Выбрать главу

«Чертоплес? Минус сто. Один раз там был, ветрище такой, что сосны ломало. Спасибо, не пришибло никого».

Второе сообщение датировалось апрелем прошлого года, последующие доходили до ноября. Третье запостил пользователь с никнеймом Борода – не иначе, заядлый походник.

«Если намылились в Череховские, что нужно знать. Во-первых: ни в коем случае не лазить по платформе. Это только так говорится, что она из эксплуатации выведена, а маневровые шастают. Во-вторых, ни ногой в деревню: народец аховый, знакомству не обрадуетесь. Варят какую-то херню на травах и могут угостить, а промывать желудок некому. Потом собственных родителей не узнаете. Наркота. В-третьих, не соваться в скит отшельников – еще хуже, чем деревня. Да, и надо иметь приличные навыки ориентирования, в лесу компасы с ума сходят».

Пользователь Kiriyha:

«Борода, чем тебе деревня не угодила? Я там ночевал, всё нормуль, понравилось. Кстати, присунул местной девке, премного доволен, всем рекомендую».

Борода:

«А кого она от тебя родила, не видел?»

Kiriuha:

«Бог миловал, а что?»

Борода:

«А то, что наркоманки детства нормального потомства иметь не могут. Даже от тебя. А добрые старики из скита – вовсе не такие и добрые, раз сами же сырье для наркотиков поставляют, а деревенские им за это – капусту и мясцо сочное. Типа бартер у них. Главное, они мелких приохочивают к этому делу».

____

Моё маленькое ночное расследование упёрлось в знак «Проезд без остановки запрещен». Не отшельников ли из череховского скита имел в виду Костя Крымцев, говоря, что какие-то «добрые старики» научили его азам грамоты? И не только этому, если принимать на веру слова Бороды, знатока тех лесов… Но Крымцев не увязывался у меня с наркоманией. Пусть даже он и употреблял что-то, вызывающее привыкание, его «бес» был совершенно иного рода. Не гомосексуализм, даже не жутковатая некрофилия. Общества, в которых Крымцеву довелось побывать неприкасаемым, состояли из людей грубых, часто жестоких, и уж они-то знали, как поступать с извращенцами, тем более на той же зоне «голубые» востребованы, но их там отнюдь не жалуют.

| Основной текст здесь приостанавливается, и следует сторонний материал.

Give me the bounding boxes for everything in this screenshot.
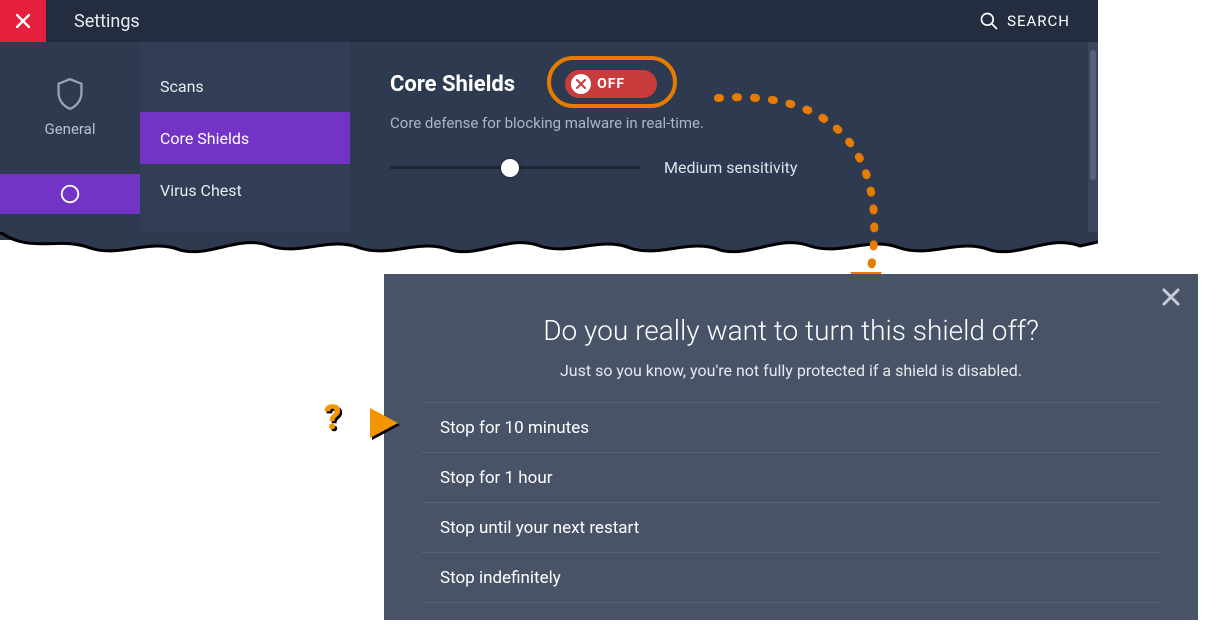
slider-thumb[interactable] (501, 159, 519, 177)
close-icon (1162, 288, 1180, 306)
sub-tab-core-shields[interactable]: Core Shields (140, 112, 350, 164)
section-title: Core Shields (390, 72, 515, 97)
toggle-knob (571, 74, 591, 94)
search-button[interactable]: SEARCH (979, 11, 1070, 31)
lock-icon (59, 183, 81, 205)
scrollbar[interactable] (1088, 42, 1098, 240)
search-label: SEARCH (1007, 12, 1070, 30)
sub-sidebar: Scans Core Shields Virus Chest (140, 42, 350, 240)
sub-tab-label: Core Shields (160, 129, 249, 148)
toggle-label: OFF (597, 76, 625, 92)
modal-option-1hour[interactable]: Stop for 1 hour (422, 453, 1160, 503)
window-title: Settings (74, 11, 140, 32)
core-shields-toggle[interactable]: OFF (565, 70, 657, 98)
modal-title: Do you really want to turn this shield o… (404, 314, 1178, 347)
section-title-row: Core Shields OFF (390, 70, 1058, 98)
modal-option-indefinite[interactable]: Stop indefinitely (422, 553, 1160, 603)
sidebar-tab-protection[interactable] (0, 174, 140, 214)
modal-option-label: Stop for 1 hour (440, 468, 553, 488)
modal-subtitle: Just so you know, you're not fully prote… (404, 361, 1178, 380)
close-button[interactable] (0, 0, 46, 42)
content-pane: Core Shields OFF Core defense for blocki… (350, 42, 1098, 240)
modal-option-10min[interactable]: Stop for 10 minutes (422, 403, 1160, 453)
sensitivity-row: Medium sensitivity (390, 158, 1058, 177)
modal-option-restart[interactable]: Stop until your next restart (422, 503, 1160, 553)
close-icon (16, 14, 30, 28)
x-circle-icon (576, 79, 586, 89)
modal-close-button[interactable] (1162, 288, 1180, 306)
disable-shield-modal: Do you really want to turn this shield o… (384, 274, 1198, 620)
sub-tab-virus-chest[interactable]: Virus Chest (140, 164, 350, 216)
callout-question-mark: ? (324, 398, 341, 438)
sensitivity-slider[interactable] (390, 166, 640, 169)
modal-option-list: Stop for 10 minutes Stop for 1 hour Stop… (422, 402, 1160, 603)
sub-tab-scans[interactable]: Scans (140, 60, 350, 112)
sub-tab-label: Virus Chest (160, 181, 242, 200)
shield-icon (56, 78, 84, 110)
body-row: General Scans Core Shields Virus Chest C… (0, 42, 1098, 240)
sensitivity-label: Medium sensitivity (664, 158, 797, 177)
sidebar-tab-general[interactable]: General (44, 78, 95, 138)
core-shields-toggle-wrap: OFF (565, 70, 657, 98)
modal-option-label: Stop until your next restart (440, 518, 639, 538)
left-sidebar: General (0, 42, 140, 240)
title-bar: Settings SEARCH (0, 0, 1098, 42)
section-description: Core defense for blocking malware in rea… (390, 114, 1058, 132)
settings-window: Settings SEARCH General Scans Core Shiel… (0, 0, 1098, 240)
modal-option-label: Stop indefinitely (440, 568, 561, 588)
sub-tab-label: Scans (160, 77, 204, 96)
modal-option-label: Stop for 10 minutes (440, 418, 589, 438)
search-icon (979, 11, 999, 31)
sidebar-tab-general-label: General (44, 120, 95, 138)
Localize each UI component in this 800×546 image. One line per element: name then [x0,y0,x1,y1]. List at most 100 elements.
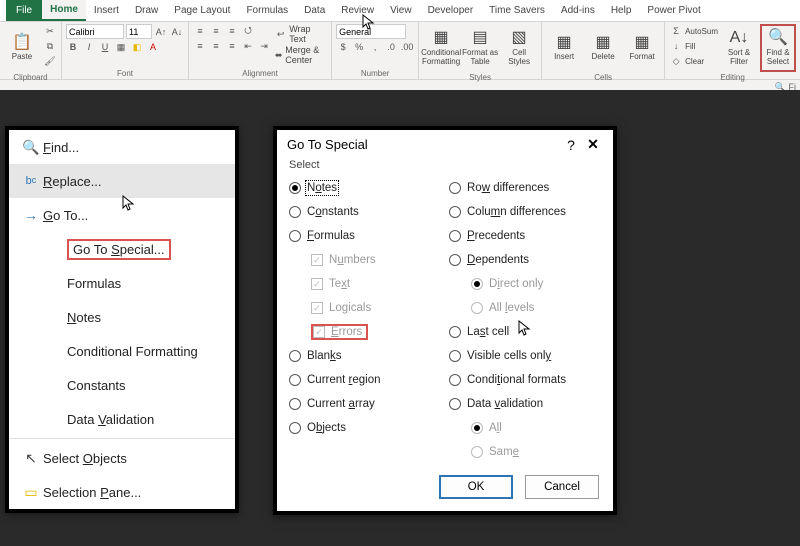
fill-button[interactable]: ↓Fill [669,39,718,53]
dialog-help-button[interactable]: ? [561,137,581,153]
opt-row-diff[interactable]: Row differences [449,177,601,199]
number-format-select[interactable] [336,24,406,39]
font-shrink-icon[interactable]: A↓ [170,25,184,39]
ribbon-tabs: File Home Insert Draw Page Layout Formul… [0,0,800,22]
dialog-close-button[interactable]: ✕ [581,136,605,153]
opt-visible-cells[interactable]: Visible cells only [449,345,601,367]
copy-icon[interactable]: ⧉ [43,39,57,53]
opt-last-cell[interactable]: Last cell [449,321,601,343]
tab-file[interactable]: File [6,0,42,21]
tab-power-pivot[interactable]: Power Pivot [639,0,708,21]
group-alignment: ≡ ≡ ≡ ⭯ ≡ ≡ ≡ ⇤ ⇥ ↩Wrap Text ⬌Mer [189,22,332,79]
insert-cells-button[interactable]: ▦Insert [546,24,582,72]
opt-notes[interactable]: Notes [289,177,441,199]
indent-dec-icon[interactable]: ⇤ [241,39,255,53]
paste-button[interactable]: 📋 Paste [4,24,40,72]
merge-center-button[interactable]: ⬌Merge & Center [274,45,327,65]
indent-inc-icon[interactable]: ⇥ [257,39,271,53]
radio-icon [471,422,483,434]
border-button[interactable]: ▦ [114,40,128,54]
font-size-select[interactable] [126,24,152,39]
wrap-text-button[interactable]: ↩Wrap Text [274,24,327,44]
align-right-icon[interactable]: ≡ [225,39,239,53]
group-styles: ▦Conditional Formatting ▤Format as Table… [419,22,542,79]
align-bot-icon[interactable]: ≡ [225,24,239,38]
font-name-select[interactable] [66,24,124,39]
find-select-button[interactable]: 🔍Find & Select [760,24,796,72]
opt-col-diff[interactable]: Column differences [449,201,601,223]
opt-numbers: Numbers [289,249,441,271]
opt-current-array[interactable]: Current array [289,393,441,415]
delete-cells-button[interactable]: ▦Delete [585,24,621,72]
opt-errors: Errors [289,321,441,343]
goto-icon: → [19,207,43,223]
opt-precedents[interactable]: Precedents [449,225,601,247]
tab-draw[interactable]: Draw [127,0,166,21]
tab-addins[interactable]: Add-ins [553,0,603,21]
ok-button[interactable]: OK [439,475,513,499]
opt-constants[interactable]: Constants [289,201,441,223]
percent-icon[interactable]: % [352,40,366,54]
tab-view[interactable]: View [382,0,420,21]
cancel-button[interactable]: Cancel [525,475,599,499]
menu-select-objects[interactable]: ↖Select Objects [9,441,235,475]
menu-selection-pane[interactable]: ▭Selection Pane... [9,475,235,509]
underline-button[interactable]: U [98,40,112,54]
currency-icon[interactable]: $ [336,40,350,54]
menu-constants[interactable]: Constants [9,368,235,402]
radio-icon [449,254,461,266]
menu-goto[interactable]: →Go To... [9,198,235,232]
orientation-icon[interactable]: ⭯ [241,24,255,38]
painter-icon[interactable]: 🖌 [43,54,57,68]
dec-inc-icon[interactable]: .0 [384,40,398,54]
align-center-icon[interactable]: ≡ [209,39,223,53]
menu-cond-format[interactable]: Conditional Formatting [9,334,235,368]
radio-icon [471,278,483,290]
menu-replace[interactable]: bcReplace... [9,164,235,198]
opt-cond-formats[interactable]: Conditional formats [449,369,601,391]
opt-data-validation[interactable]: Data validation [449,393,601,415]
radio-icon [449,230,461,242]
dec-dec-icon[interactable]: .00 [400,40,414,54]
paste-icon: 📋 [12,34,32,52]
autosum-button[interactable]: ΣAutoSum [669,24,718,38]
align-left-icon[interactable]: ≡ [193,39,207,53]
tab-developer[interactable]: Developer [420,0,482,21]
tab-formulas[interactable]: Formulas [238,0,296,21]
opt-current-region[interactable]: Current region [289,369,441,391]
opt-formulas[interactable]: Formulas [289,225,441,247]
cond-format-button[interactable]: ▦Conditional Formatting [423,24,459,72]
opt-dependents[interactable]: Dependents [449,249,601,271]
tab-page-layout[interactable]: Page Layout [166,0,238,21]
align-mid-icon[interactable]: ≡ [209,24,223,38]
bold-button[interactable]: B [66,40,80,54]
radio-icon [449,350,461,362]
format-cells-button[interactable]: ▦Format [624,24,660,72]
font-grow-icon[interactable]: A↑ [154,25,168,39]
format-table-button[interactable]: ▤Format as Table [462,24,498,72]
opt-objects[interactable]: Objects [289,417,441,439]
fill-color-button[interactable]: ◧ [130,40,144,54]
align-top-icon[interactable]: ≡ [193,24,207,38]
clear-button[interactable]: ◇Clear [669,54,718,68]
menu-formulas[interactable]: Formulas [9,266,235,300]
merge-icon: ⬌ [274,48,283,62]
menu-goto-special[interactable]: Go To Special... [9,232,235,266]
italic-button[interactable]: I [82,40,96,54]
tab-review[interactable]: Review [333,0,382,21]
tab-help[interactable]: Help [603,0,640,21]
tab-data[interactable]: Data [296,0,333,21]
tab-insert[interactable]: Insert [86,0,127,21]
comma-icon[interactable]: , [368,40,382,54]
font-color-button[interactable]: A [146,40,160,54]
tab-home[interactable]: Home [42,0,86,21]
menu-notes[interactable]: Notes [9,300,235,334]
sort-filter-button[interactable]: A↓Sort & Filter [721,24,757,72]
menu-find[interactable]: 🔍Find... [9,130,235,164]
cell-styles-button[interactable]: ▧Cell Styles [501,24,537,72]
cut-icon[interactable]: ✂ [43,24,57,38]
opt-blanks[interactable]: Blanks [289,345,441,367]
wrap-icon: ↩ [274,27,287,41]
tab-time-savers[interactable]: Time Savers [481,0,553,21]
menu-data-validation[interactable]: Data Validation [9,402,235,436]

Крымцева б о я л и с ь, вот что. Где бы он ни появлялся, он приносил с собой нечто, обескураживавшее даже самых отчаянных. Злую силу, которой невозможно противостоять. И неизменно его появлению сопутствовали раздоры, склоки и конфликты, спонтанные взрывы ярости, доходящие до кровопролития. Те, кому приходилось контактировать с Крымом, пусть и сводя контакты к минимуму, попадали под его влияние. Своим бархатным, проникновенным баритоном он вводил людей в исступление, и знал об этой своей способности. То же самое он едва не проделал и со мной, но я оказался сильнее. Или вовремя смылся. Или после переезда в Москву, оторванный от родных мест, Крымцев эту способность утратил.

Каким бы ни было особое мнение, на основании которого Крыму навесили дополнительную статью, лично я бы следующей строкой дописал с в о е мнение. Одним словом:

ПОДСТРЕКАТЕЛЬ.

А, может быть, так про него и написали.

____

Я закрыл институтский форум. Читая его, я как будто чересчур близко подошел к платформе Черех, мимо которой по-прежнему с грохотом проносятся поезда, а дальше на север поджидает странноватая деревушка и скит «добрых стариков». Тем более, мне было еще что почитать: я пропустил в письме от Алекса концовку. Она вроде бы и не имела значения. Но теперь стало по-настоящему интересно.

Смерть Кости Крыма наступила в интервале между пятнадцатью минутами пополуночи и сорока минутами первого. За это медэксперт ручался. За многое другое – нет.

Крымцева постигла почти та же участь, что он уготовил Галине Калмыковой, только череп его раскололся не от лезвия топора, а от ударов о цементный пристенок трансформаторной будки. Костю добивали уже после того, как степень поражения мозга не оставила ему шансов прожить хотя бы до утра. Диспетчер ДЭЗа сообщил, что в это время Крымцев собирался производить плановый осмотр водонапорного оборудования, но люк на чердак остался заперт на замок, ключ от которого носил при себе Костя. Этот ключ вынули из нагрудного кармана его робы уже в морге.

Крымцев погиб в те мгновения, когда я досматривал свой кошмар, или чуть позже – когда я ненадолго вышел на лестницу. Я фотографировал свисающую между пролетами «чурку», а Крым лежал у пристенка, скорчившись, подставив разбитую голову дождю. Убийство соответствовало режиму, избранному для себя маньяком, открывшим в опольцевских хрущобах сезон охоты, но маньяк убивает по-другому.